I have been working professionally as a PHP programmer for a long while, I recently began working for a new company and we are working all in rails.. I will be doing some recording of my progress.

Having worked previously in ASP (many moons ago) and then working in PHP for six years I first have to say that rails is “different”.
I have basically avoided frameworks as the ones in php try to turn php into something else that it is not. My general development was speedy though maintenance was not always the best on “fast” sites. For me, I have a base library of functions that I have found or written that I know I use and in general use to build up an application quickly.. I think part of my general avoidance of frameworks was that I didn`t want to use a different templating system, I have an extremely flexible one I made (and since have seen horrid templating systems in other corps, I think most people don`t understand the basics of templating at all. If you are going to create a templating system don`t even give the templates themselves the php extension, use .tpl or .tplt or whatever just to keep you from being seduced into that and running loops in them instead of reusing fragments.
Anyway, Rails provides a templating system, it provides a nice set of classes and it starts you off with excellent organization and does a lot of the work for you.
I have actually found it is easy to switch to rails for the simple fact that it is NOT using php, because I would be too tempted to start just changing things and hacking it up. I really am more of a backend programmer than anything, I prefer JSON+JS for frontend work.

There are many many things I really like in rails so far, the AJAX support is astounding, in a few lines I can do what used to be a full days work. I am in love with database migrations, and the database model system, in one fell swoop it fixes 75% of the issues you run into with php apps and data validation.

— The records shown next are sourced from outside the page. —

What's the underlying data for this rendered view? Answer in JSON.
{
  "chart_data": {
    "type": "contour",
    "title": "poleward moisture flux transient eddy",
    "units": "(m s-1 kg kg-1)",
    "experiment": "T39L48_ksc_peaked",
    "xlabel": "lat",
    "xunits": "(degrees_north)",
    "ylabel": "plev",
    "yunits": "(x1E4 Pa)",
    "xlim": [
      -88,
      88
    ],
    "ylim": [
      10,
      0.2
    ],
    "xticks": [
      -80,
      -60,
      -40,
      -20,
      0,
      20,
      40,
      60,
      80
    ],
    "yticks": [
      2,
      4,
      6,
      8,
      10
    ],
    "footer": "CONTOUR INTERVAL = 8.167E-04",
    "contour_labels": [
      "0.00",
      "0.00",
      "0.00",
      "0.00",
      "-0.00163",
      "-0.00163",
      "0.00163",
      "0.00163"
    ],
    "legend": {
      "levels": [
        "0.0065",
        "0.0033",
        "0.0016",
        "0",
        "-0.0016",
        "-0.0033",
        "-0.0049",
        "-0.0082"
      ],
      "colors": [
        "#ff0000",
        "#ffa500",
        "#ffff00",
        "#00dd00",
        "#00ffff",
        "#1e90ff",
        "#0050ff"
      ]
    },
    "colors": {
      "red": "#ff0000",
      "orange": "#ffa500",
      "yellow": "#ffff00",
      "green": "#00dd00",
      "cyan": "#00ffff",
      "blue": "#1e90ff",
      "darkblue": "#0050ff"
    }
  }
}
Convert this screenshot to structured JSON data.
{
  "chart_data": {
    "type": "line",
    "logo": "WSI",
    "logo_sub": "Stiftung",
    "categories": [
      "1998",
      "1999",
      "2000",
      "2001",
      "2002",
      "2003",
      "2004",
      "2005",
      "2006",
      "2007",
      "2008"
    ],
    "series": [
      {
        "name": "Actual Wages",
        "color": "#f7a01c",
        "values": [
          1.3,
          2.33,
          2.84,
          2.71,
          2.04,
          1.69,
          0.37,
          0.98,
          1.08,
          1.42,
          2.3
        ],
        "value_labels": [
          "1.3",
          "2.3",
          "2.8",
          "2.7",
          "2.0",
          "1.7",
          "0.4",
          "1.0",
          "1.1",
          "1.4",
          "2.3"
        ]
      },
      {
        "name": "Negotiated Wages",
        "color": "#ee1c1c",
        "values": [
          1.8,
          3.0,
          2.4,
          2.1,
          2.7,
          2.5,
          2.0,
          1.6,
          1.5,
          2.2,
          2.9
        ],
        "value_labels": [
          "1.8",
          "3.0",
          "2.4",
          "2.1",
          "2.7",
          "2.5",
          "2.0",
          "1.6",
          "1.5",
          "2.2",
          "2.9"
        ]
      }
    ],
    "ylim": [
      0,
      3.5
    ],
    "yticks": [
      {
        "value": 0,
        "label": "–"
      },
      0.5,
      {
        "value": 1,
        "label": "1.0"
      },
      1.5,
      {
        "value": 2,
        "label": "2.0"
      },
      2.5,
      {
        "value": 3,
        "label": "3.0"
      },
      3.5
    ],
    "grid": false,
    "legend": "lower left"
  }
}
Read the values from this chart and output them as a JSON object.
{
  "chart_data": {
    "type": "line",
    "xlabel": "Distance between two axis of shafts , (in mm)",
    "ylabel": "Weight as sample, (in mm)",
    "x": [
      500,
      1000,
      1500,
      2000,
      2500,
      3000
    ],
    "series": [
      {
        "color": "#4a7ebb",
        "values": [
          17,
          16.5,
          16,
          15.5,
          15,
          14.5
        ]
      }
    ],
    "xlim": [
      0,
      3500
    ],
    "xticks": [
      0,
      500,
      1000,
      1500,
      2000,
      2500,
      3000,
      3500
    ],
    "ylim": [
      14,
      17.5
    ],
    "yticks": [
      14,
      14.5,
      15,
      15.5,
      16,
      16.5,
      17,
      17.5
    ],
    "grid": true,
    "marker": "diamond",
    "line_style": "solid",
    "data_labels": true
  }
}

It is not all roses though:
One of the main gripes I have is that the rails docs does not have a comment system like php.net … this is a total travesty and it needs to be done, most people get more from the comments than from the documentation. I myself have contributed several hundred comments to the PHP site over the years (which comprises of the majority of all the php-ncurses docs + undocumented php-ncurses functions) comgin from PHP this totally BLOWS not being able to have this kind of resource. Sure, fxri is a nice way to find stuff, but it would really be handy to not have to search all over to find rails docs with a little programmer commentary.

Rails has some tight control over globals and it is never easy for a programmer to know the “scope” of a variable or a function. Take “request” for instance, I had to dig around for a while to finally figure out this is where the rails equivalent of the PHP $GLOBALS was, and then I found out that it was not actually “global” because I could not call it within functions in a helper. Also it was not entirely clear what the @ and : variable signifiers were from the start, this was frustrating until I sort of figured it out.

The only other issue is not really rails specific, but due to the fact that working with rails you need to have so many files open that trying to use my editor “gvim” is difficult at best, even with buffers keeping on window for each directory I end up with thirty gvims open and have to hunt for things so I switched to jedit which kind of bothers me a bit becuase over the years I have collected some useful vim scripts that I love.. one is a code columnizer (nice groupings of code all line up) and others are for comments and timestamping as well as in-file only completion (which is handy when you are working with strange files to have completion for some of the strange stuff)

Not a lot of gripes really, rails is nice and I will be writing a lot more about here saying that I am diving really deep into it and soon will be working on server-side issues a lot.

I will try to keep this up to date a bit more.